Is Taj Mahal made of ivory-white marble changing its colour due to increasing pollution in surrounding areas? The Supreme Court has raised its concern over the issue and has asked the Centre and UP government to take the assistance of international experts to preserve the monument. It is feared that the white monument is turning brownish and greenish in colour. The Apex Court has asked the government to consult renowned experts from the country and abroad to preserve the historical monument.
The monument which survived the bomb threat from Japanese air attack during second world war is now facing threat of different sorts, that is, threats from environmental pollution on the banks of the Yamuna River including acid rain due to the Mathura Oil Refinery.
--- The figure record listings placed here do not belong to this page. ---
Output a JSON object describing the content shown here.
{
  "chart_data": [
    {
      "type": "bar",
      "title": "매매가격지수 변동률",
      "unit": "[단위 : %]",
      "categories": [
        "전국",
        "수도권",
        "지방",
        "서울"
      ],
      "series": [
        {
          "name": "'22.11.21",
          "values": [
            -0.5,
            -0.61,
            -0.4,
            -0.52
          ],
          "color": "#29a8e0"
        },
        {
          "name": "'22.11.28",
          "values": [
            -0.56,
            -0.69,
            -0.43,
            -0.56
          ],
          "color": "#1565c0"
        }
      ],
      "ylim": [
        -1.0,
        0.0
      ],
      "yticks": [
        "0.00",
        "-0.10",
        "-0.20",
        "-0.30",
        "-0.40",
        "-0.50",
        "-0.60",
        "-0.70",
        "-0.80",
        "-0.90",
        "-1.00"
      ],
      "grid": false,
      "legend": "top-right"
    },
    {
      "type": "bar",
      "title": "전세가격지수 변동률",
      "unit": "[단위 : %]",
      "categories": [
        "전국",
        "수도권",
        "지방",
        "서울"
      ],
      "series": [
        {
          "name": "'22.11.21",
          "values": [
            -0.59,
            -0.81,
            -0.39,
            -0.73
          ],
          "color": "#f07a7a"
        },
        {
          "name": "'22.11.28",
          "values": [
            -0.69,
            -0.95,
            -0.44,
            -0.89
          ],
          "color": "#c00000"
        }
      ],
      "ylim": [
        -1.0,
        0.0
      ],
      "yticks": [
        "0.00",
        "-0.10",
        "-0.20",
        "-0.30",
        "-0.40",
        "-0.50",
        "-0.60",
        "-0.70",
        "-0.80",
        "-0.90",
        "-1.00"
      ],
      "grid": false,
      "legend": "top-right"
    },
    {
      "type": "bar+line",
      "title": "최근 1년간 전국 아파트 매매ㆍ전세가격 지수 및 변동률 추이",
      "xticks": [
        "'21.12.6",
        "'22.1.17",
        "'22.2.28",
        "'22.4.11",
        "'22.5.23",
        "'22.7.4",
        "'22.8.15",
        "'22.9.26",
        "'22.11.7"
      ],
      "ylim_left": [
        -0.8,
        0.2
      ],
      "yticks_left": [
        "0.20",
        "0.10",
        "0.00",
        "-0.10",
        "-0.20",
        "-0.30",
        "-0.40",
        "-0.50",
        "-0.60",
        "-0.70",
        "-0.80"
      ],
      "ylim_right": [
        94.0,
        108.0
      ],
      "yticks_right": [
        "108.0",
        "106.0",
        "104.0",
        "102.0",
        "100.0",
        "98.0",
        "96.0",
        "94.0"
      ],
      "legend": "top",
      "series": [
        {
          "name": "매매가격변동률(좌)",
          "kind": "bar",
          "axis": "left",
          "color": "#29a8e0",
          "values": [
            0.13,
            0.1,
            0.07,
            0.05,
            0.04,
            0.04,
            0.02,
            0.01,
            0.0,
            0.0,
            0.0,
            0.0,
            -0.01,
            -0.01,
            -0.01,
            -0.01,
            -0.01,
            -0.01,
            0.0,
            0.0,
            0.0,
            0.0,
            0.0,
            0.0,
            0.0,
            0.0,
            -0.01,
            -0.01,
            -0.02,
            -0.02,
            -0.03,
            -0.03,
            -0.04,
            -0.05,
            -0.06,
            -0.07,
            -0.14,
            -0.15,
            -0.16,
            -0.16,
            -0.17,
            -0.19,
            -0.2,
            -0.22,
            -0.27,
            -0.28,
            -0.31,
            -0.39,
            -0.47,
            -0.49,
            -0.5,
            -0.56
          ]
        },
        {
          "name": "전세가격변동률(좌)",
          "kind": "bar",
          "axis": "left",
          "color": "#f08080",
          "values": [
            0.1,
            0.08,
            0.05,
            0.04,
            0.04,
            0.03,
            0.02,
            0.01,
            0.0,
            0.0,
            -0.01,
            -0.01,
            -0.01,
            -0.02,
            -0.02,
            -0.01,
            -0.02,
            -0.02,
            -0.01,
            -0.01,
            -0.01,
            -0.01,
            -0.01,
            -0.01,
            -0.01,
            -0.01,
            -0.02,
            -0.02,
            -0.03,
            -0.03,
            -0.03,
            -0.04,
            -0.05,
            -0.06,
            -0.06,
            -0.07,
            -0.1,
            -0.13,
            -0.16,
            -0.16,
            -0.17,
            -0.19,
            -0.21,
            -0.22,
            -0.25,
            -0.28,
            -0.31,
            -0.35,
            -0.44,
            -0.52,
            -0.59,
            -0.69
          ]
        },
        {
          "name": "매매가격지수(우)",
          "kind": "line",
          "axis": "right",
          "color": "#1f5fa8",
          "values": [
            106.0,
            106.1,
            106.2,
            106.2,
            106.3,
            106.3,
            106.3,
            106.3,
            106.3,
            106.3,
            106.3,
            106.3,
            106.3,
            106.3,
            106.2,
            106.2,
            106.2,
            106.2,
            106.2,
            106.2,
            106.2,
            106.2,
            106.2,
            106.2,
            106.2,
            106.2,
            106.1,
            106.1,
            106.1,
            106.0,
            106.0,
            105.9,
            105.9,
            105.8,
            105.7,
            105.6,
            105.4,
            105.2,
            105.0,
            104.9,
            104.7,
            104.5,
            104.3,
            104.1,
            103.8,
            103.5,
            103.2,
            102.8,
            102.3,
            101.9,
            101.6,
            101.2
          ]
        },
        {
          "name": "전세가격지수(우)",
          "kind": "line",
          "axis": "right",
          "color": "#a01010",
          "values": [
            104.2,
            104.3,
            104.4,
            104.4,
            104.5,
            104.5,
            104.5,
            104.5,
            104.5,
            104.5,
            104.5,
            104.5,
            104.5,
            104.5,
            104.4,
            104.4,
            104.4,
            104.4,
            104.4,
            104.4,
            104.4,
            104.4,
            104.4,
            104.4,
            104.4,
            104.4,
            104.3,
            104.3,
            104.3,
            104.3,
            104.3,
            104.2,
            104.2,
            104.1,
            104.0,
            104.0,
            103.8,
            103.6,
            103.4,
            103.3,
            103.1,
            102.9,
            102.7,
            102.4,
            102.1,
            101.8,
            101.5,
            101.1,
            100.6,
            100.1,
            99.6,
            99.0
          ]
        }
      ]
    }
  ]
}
Pollution has been a matter of grave concern for conservationists who feared that poor air quality will ultimately destroy world’s one of the seven wonders. In 2001, all the polluting units within the vicinity of Taj Mahal were ordered to be closed. However, the monument continues to reel under the onslaught of suspended particulate matter (spm) and sulphur dioxide (so2).
Advocate M C Mehta has been fighting a legal battle for the last three decades for preserving the monument. According to him both the Central and the state governments have failed in their duty to preserve the monument.
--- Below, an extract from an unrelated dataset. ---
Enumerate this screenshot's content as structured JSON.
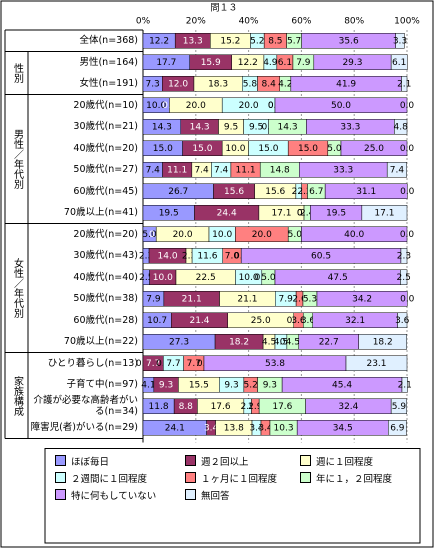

To help control the pollution, the government set up the Taj Trapezium Zone (TTZ), a 10,400-square-kilometre (4,000 sq mile) area around the monument where strict emissions standards are put in place. The Apex Court has been monitoring the environment concerns of the monument for the last 31 years after it was contended that growing pollution level in Agra posed serious danger to the Taj. It had restrained authorities from cutting down any tree in the TZZ. However, deterioration is continuing as indicated by the rise in spm and so2 levels.